Vu dans de nombreux festivals, Man push cart a décroché en 2005 le Prix de la Critique Internationale au Festival de Londres et les Prix du public et d'interprétation masculine à Thessalonique. Présenté la même année à la Mostra de Venise, dans le cadre des Journées des auteurs, le film a été sélectionné en 2006 au Festival de Sundance.
"Je suis très intéressé par ce que l'on ne voit pas au cinéma. Pour moi, l'histoire doit venir de la réalité, d'un décor et d'un personnage ancrés dans la société d'aujourd'hui. Pas d'un monde imaginé par un ordinateur. Je veux que mon cinéma soit connecté à ma génération, comme l'était le cinéma américain des années 60 et 70 ou celui du Moyen-Orient ou de l'Asie d'aujourd'hui (...) J'avais envie de montrer qu'un homme dur comme Ahmad, avec une activité physique et une vie difficiles, était aussi très sensible. Les gens ne sont pas ce qu'ils semblent être. L'Asiatique qui nettoie votre table au restaurant n'est pas qu'un garçon de salle. J'ai rencontré énormément de vendeurs ambulants, je suis allé chez eux, j'ai rencontré leurs familles, on a partagé des repas. L'un était journaliste, l'autre ingénieur, un autre avait travaillé pour la télévision afghane. Quelques-uns étaient mariés, d'autres avaient des petites amies. Ils ne font pas que vendre du café et des beignets. Et tous ceux qui leur ou me ressemblent ne sont pas des terroristes."

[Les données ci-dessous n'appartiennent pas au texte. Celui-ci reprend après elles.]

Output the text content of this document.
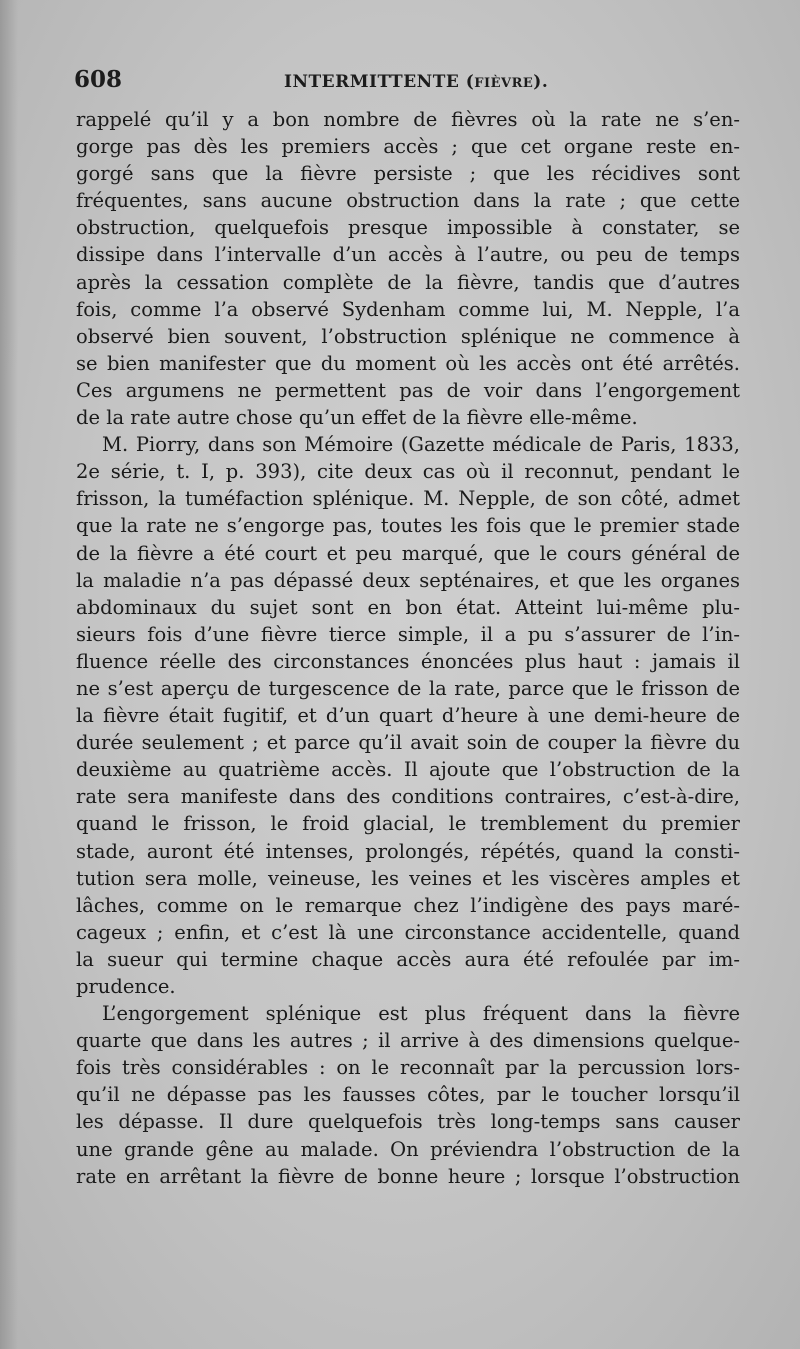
608	INTERMITTENTE (FIÈVRE).
rappelé qu’il y a bon nombre de fièvres où la rate ne s’en-
gorge pas dès les premiers accès ; que cet organe reste en-
gorgé sans que la fièvre persiste ; que les récidives sont
fréquentes, sans aucune obstruction dans la rate ; que cette
obstruction, quelquefois presque impossible à constater, se
dissipe dans l’intervalle d’un accès à l’autre, ou peu de temps
après la cessation complète de la fièvre, tandis que d’autres
fois, comme l’a observé Sydenham comme lui, M. Nepple, l’a
observé bien souvent, l’obstruction splénique ne commence à
se bien manifester que du moment où les accès ont été arrêtés.
Ces argumens ne permettent pas de voir dans l’engorgement
de la rate autre chose qu’un effet de la fièvre elle-même.
M. Piorry, dans son Mémoire (Gazette médicale de Paris, 1833,
2e série, t. I, p. 393), cite deux cas où il reconnut, pendant le
frisson, la tuméfaction splénique. M. Nepple, de son côté, admet
que la rate ne s’engorge pas, toutes les fois que le premier stade
de la fièvre a été court et peu marqué, que le cours général de
la maladie n’a pas dépassé deux septénaires, et que les organes
abdominaux du sujet sont en bon état. Atteint lui-même plu-
sieurs fois d’une fièvre tierce simple, il a pu s’assurer de l’in-
fluence réelle des circonstances énoncées plus haut : jamais il
ne s’est aperçu de turgescence de la rate, parce que le frisson de
la fièvre était fugitif, et d’un quart d’heure à une demi-heure de
durée seulement ; et parce qu’il avait soin de couper la fièvre du
deuxième au quatrième accès. Il ajoute que l’obstruction de la
rate sera manifeste dans des conditions contraires, c’est-à-dire,
quand le frisson, le froid glacial, le tremblement du premier
stade, auront été intenses, prolongés, répétés, quand la consti-
tution sera molle, veineuse, les veines et les viscères amples et
lâches, comme on le remarque chez l’indigène des pays maré-
cageux ; enfin, et c’est là une circonstance accidentelle, quand
la sueur qui termine chaque accès aura été refoulée par im-
prudence.
L’engorgement splénique est plus fréquent dans la fièvre
quarte que dans les autres ; il arrive à des dimensions quelque-
fois très considérables : on le reconnaît par la percussion lors-
qu’il ne dépasse pas les fausses côtes, par le toucher lorsqu’il
les dépasse. Il dure quelquefois très long-temps sans causer
une grande gêne au malade. On préviendra l’obstruction de la
rate en arrêtant la fièvre de bonne heure ; lorsque l’obstruction
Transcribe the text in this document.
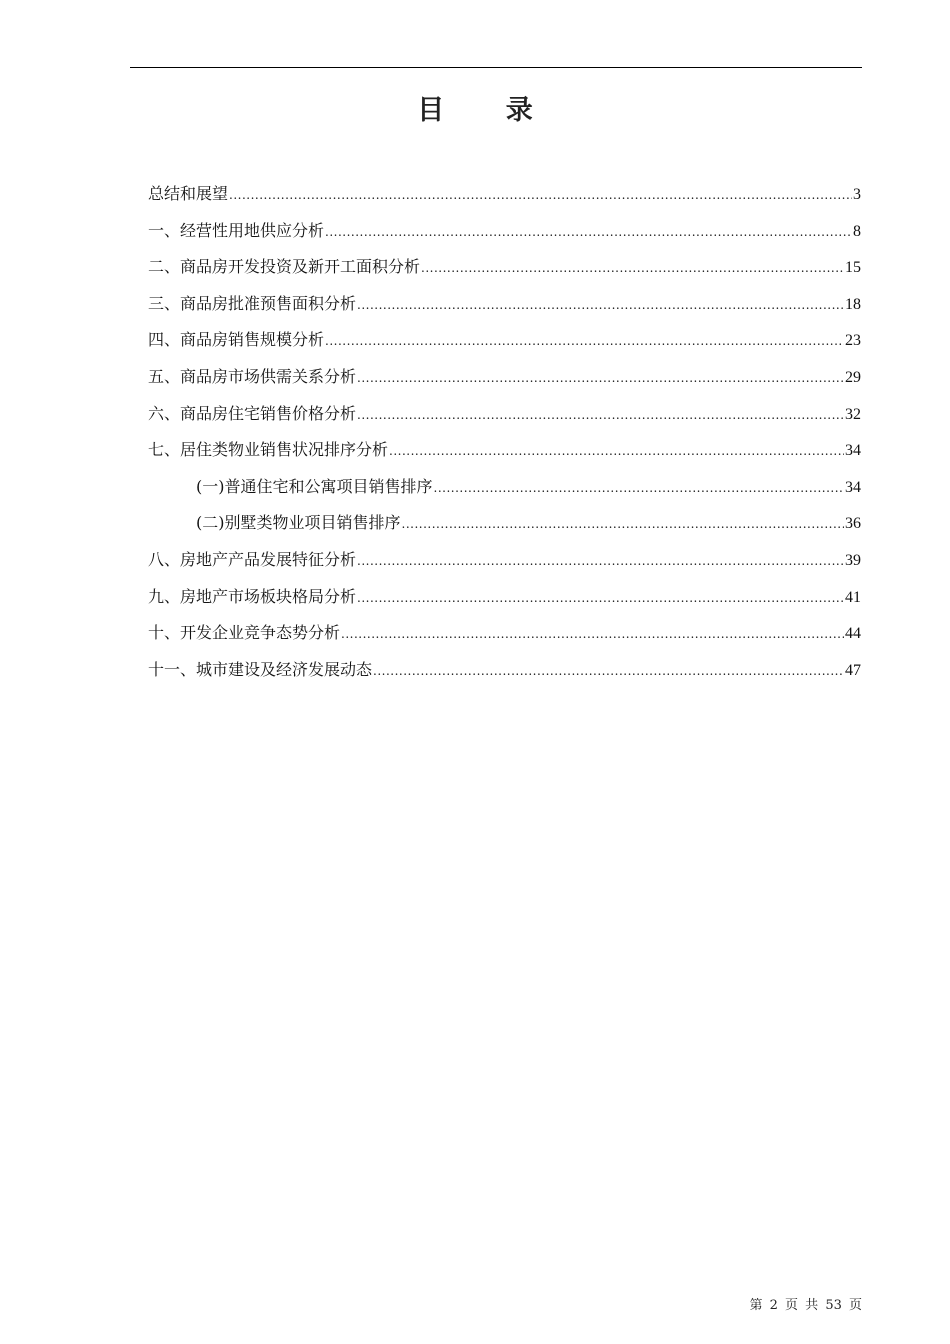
目 录
总结和展望 .....	3
一、经营性用地供应分析 .....	8
二、商品房开发投资及新开工面积分析 .....	15
三、商品房批准预售面积分析 .....	18
四、商品房销售规模分析 .....	23
五、商品房市场供需关系分析 .....	29
六、商品房住宅销售价格分析 .....	32
七、居住类物业销售状况排序分析 .....	34
(一)普通住宅和公寓项目销售排序 .....	34
(二)别墅类物业项目销售排序 .....	36
八、房地产产品发展特征分析 .....	39
九、房地产市场板块格局分析 .....	41
十、开发企业竞争态势分析 .....	44
十一、城市建设及经济发展动态 .....	47
第 2 页 共 53 页
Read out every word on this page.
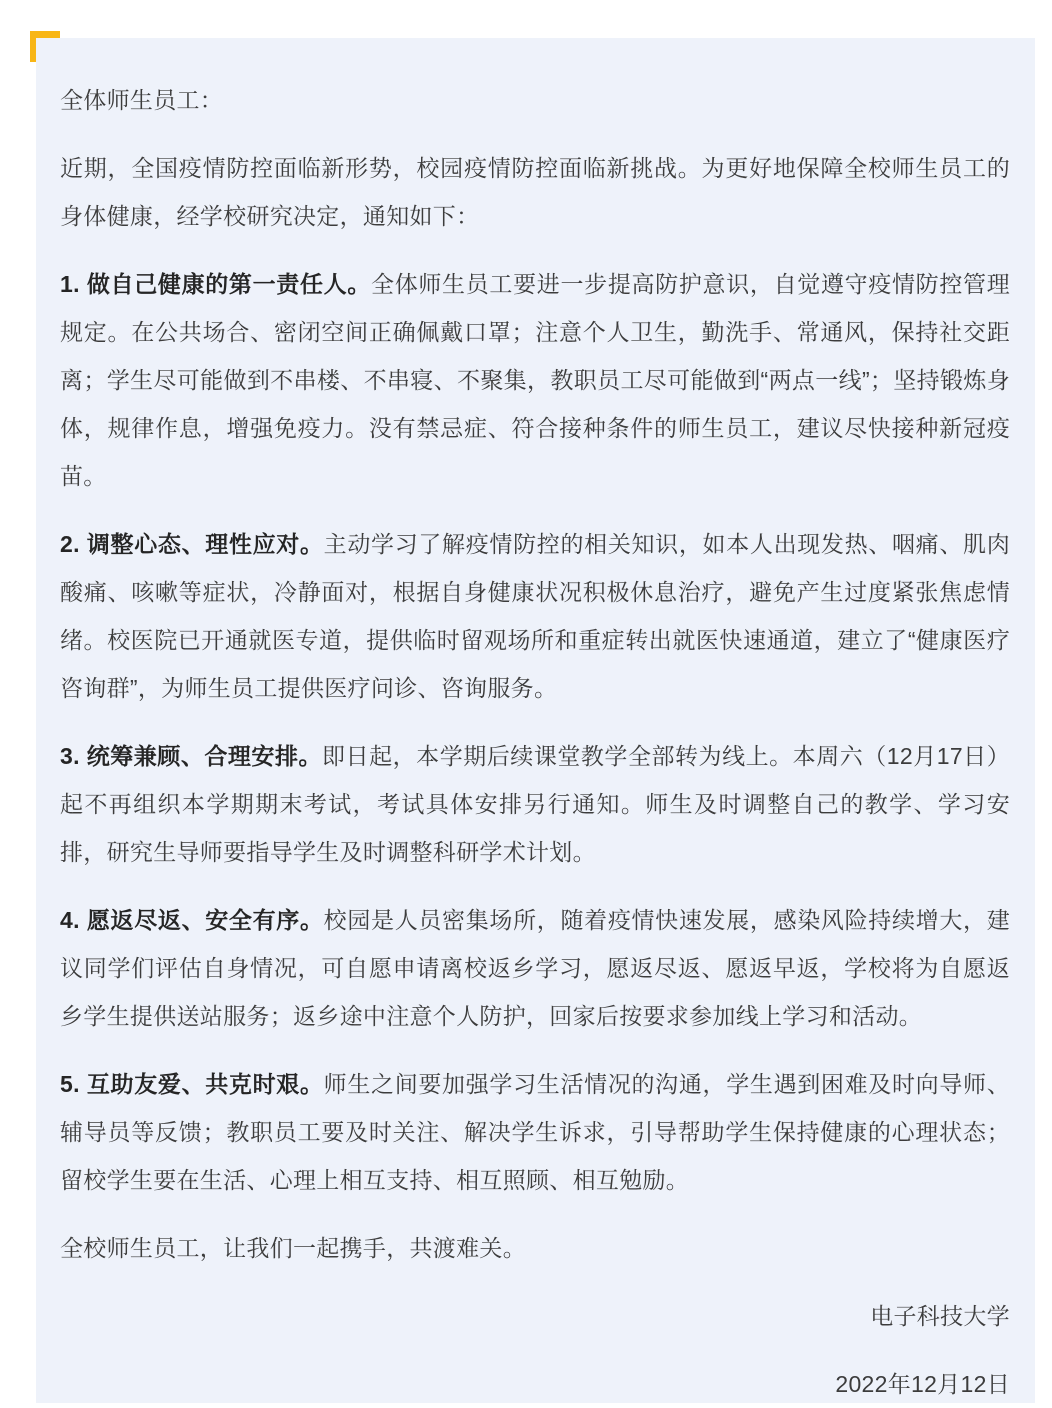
全体师生员工：

近期，全国疫情防控面临新形势，校园疫情防控面临新挑战。为更好地保障全校师生员工的身体健康，经学校研究决定，通知如下：

1. 做自己健康的第一责任人。全体师生员工要进一步提高防护意识，自觉遵守疫情防控管理规定。在公共场合、密闭空间正确佩戴口罩；注意个人卫生，勤洗手、常通风，保持社交距离；学生尽可能做到不串楼、不串寝、不聚集，教职员工尽可能做到“两点一线”；坚持锻炼身体，规律作息，增强免疫力。没有禁忌症、符合接种条件的师生员工，建议尽快接种新冠疫苗。

2. 调整心态、理性应对。主动学习了解疫情防控的相关知识，如本人出现发热、咽痛、肌肉酸痛、咳嗽等症状，冷静面对，根据自身健康状况积极休息治疗，避免产生过度紧张焦虑情绪。校医院已开通就医专道，提供临时留观场所和重症转出就医快速通道，建立了“健康医疗咨询群”，为师生员工提供医疗问诊、咨询服务。

3. 统筹兼顾、合理安排。即日起，本学期后续课堂教学全部转为线上。本周六（12月17日）起不再组织本学期期末考试，考试具体安排另行通知。师生及时调整自己的教学、学习安排，研究生导师要指导学生及时调整科研学术计划。

4. 愿返尽返、安全有序。校园是人员密集场所，随着疫情快速发展，感染风险持续增大，建议同学们评估自身情况，可自愿申请离校返乡学习，愿返尽返、愿返早返，学校将为自愿返乡学生提供送站服务；返乡途中注意个人防护，回家后按要求参加线上学习和活动。

5. 互助友爱、共克时艰。师生之间要加强学习生活情况的沟通，学生遇到困难及时向导师、辅导员等反馈；教职员工要及时关注、解决学生诉求，引导帮助学生保持健康的心理状态；留校学生要在生活、心理上相互支持、相互照顾、相互勉励。

全校师生员工，让我们一起携手，共渡难关。

电子科技大学

2022年12月12日
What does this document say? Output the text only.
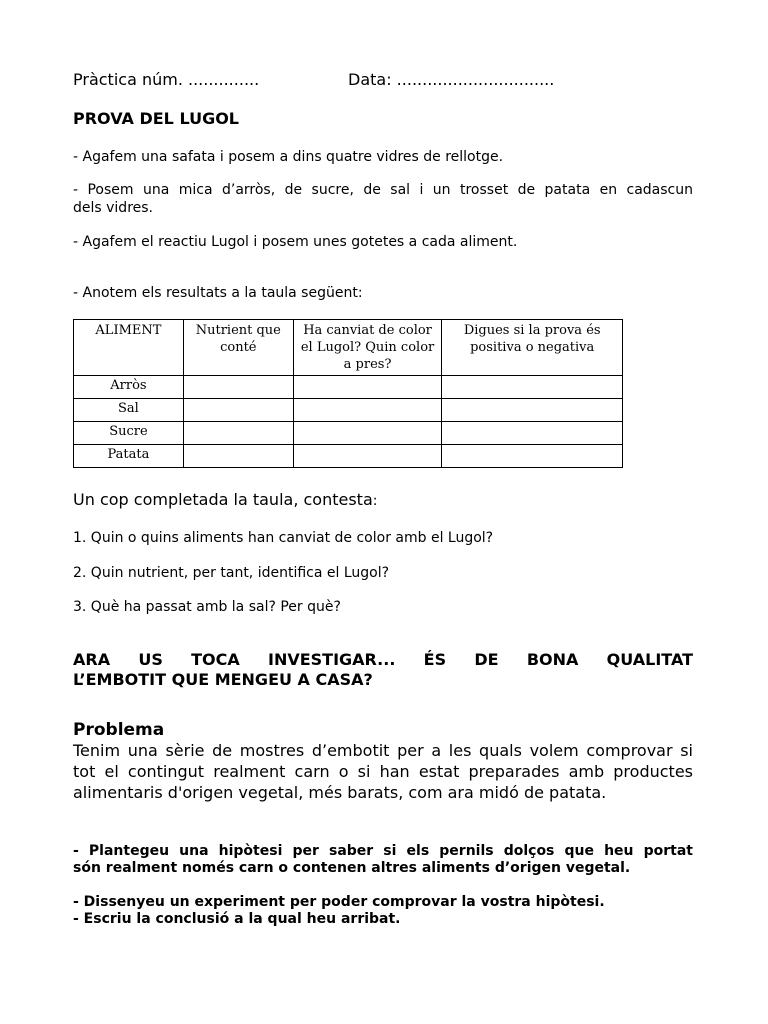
Pràctica núm. ..............	Data: ...............................
PROVA DEL LUGOL
- Agafem una safata i posem a dins quatre vidres de rellotge.
- Posem una mica d’arròs, de sucre, de sal i un trosset de patata en cadascun
dels vidres.
- Agafem el reactiu Lugol i posem unes gotetes a cada aliment.
- Anotem els resultats a la taula següent:
ALIMENT	Nutrient que conté	Ha canviat de color el Lugol? Quin color a pres?	Digues si la prova és positiva o negativa
Arròs			
Sal			
Sucre			
Patata			
Un cop completada la taula, contesta:
1. Quin o quins aliments han canviat de color amb el Lugol?
2. Quin nutrient, per tant, identifica el Lugol?
3. Què ha passat amb la sal? Per què?
ARA US TOCA INVESTIGAR... ÉS DE BONA QUALITAT
L’EMBOTIT QUE MENGEU A CASA?
Problema
Tenim una sèrie de mostres d’embotit per a les quals volem comprovar si
tot el contingut realment carn o si han estat preparades amb productes
alimentaris d'origen vegetal, més barats, com ara midó de patata.
- Plantegeu una hipòtesi per saber si els pernils dolços que heu portat
són realment només carn o contenen altres aliments d’origen vegetal.
- Dissenyeu un experiment per poder comprovar la vostra hipòtesi.
- Escriu la conclusió a la qual heu arribat.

Man push cart est le deuxième long métrage de Ramin Bahrani, auteur en 2000 de Strangers (son film de fin d'études, présenté dans différents festivals). Né en Caroline du Nord de parents iraniens, Bahrani a étudié le cinéma à la Columbia University de New York. Ce n'est qu'après ses études qu'il s'est rendu pour la première fois en Iran, où il a vécu pendant trois ans. Il a également passé quelque temps à Paris, avant de retourner aux Etats-Unis.
Ramin Bahrani confie avoir été influencé par le fameux récit d'un écrivain français : "Le Mythe de Sisyphe d'Albert Camus a été une source d'inspiration pour mon film. Camus s'est emparé de ce mythe et s'en est servi pour nourrir sa philosophie de l'absurdité de la vie. Quand je regarde autour de moi, aujourd'hui, tout me semble aussi absurde -si ce n'est plus- qu'à l'époque. L'image d'un homme seul, un homme du Moyen-Orient, à New York, après le 11 septembre, tirant son chariot dans les rues, me semble une version contemporaine de ce mythe (...) Mais ce n'est pas une vision noire ou désespérée, en fait c'est tout le contraire ! Nous sommes tous coincés par nos destins et nos propres limites. J'essaie continuellement d'accepter mon destin, tout en luttant pour "aller vers les sommets".
Le cinéaste revient sur son immersion dans l'univers des marchands ambulants, et sa rencontre avec le comédien : "Man push cart se passe dans les rues de NY et se concentre essentiellement sur la communauté sud-est asiatique. Je vis entre Manhattan et Brooklyn depuis une dizaine d'années et j'ai été témoin des changements, en particulier depuis le 11 septembre. J'ai passé deux ans à traîner dans les rues de NY avec les vendeurs ambulants. J'ai rencontré Ahmad Razvi en cherchant mes décors. J'ai rôdé autour de son chariot plusieurs jours. On a commencé à parler, à sympathiser et Ahmad m'a fait rencontrer ses amis, sa communauté. Après un an de conversations avec lui à propos de sa vie, de son passé, du quotidien, je lui ai révélé que le scénario que j'avais écrit était inspiré essentiellement de sa vie et lui ai demandé s'il accepterait de jouer le rôle principal. Il a répondu tout de suite." Ajoutons que Razvi a fondé, après le 11 septembre, une association visant à apporter un soutien logistique, juridique et scolaire aux immigrants est-asiatiques.
La musique du film est signée du compositeur iranien Peyman Yazdanian, qui a notamment collaboré avec Abbas Kiarostami (Le Vent nous emportera) et Jafar Panahi (Sang et or).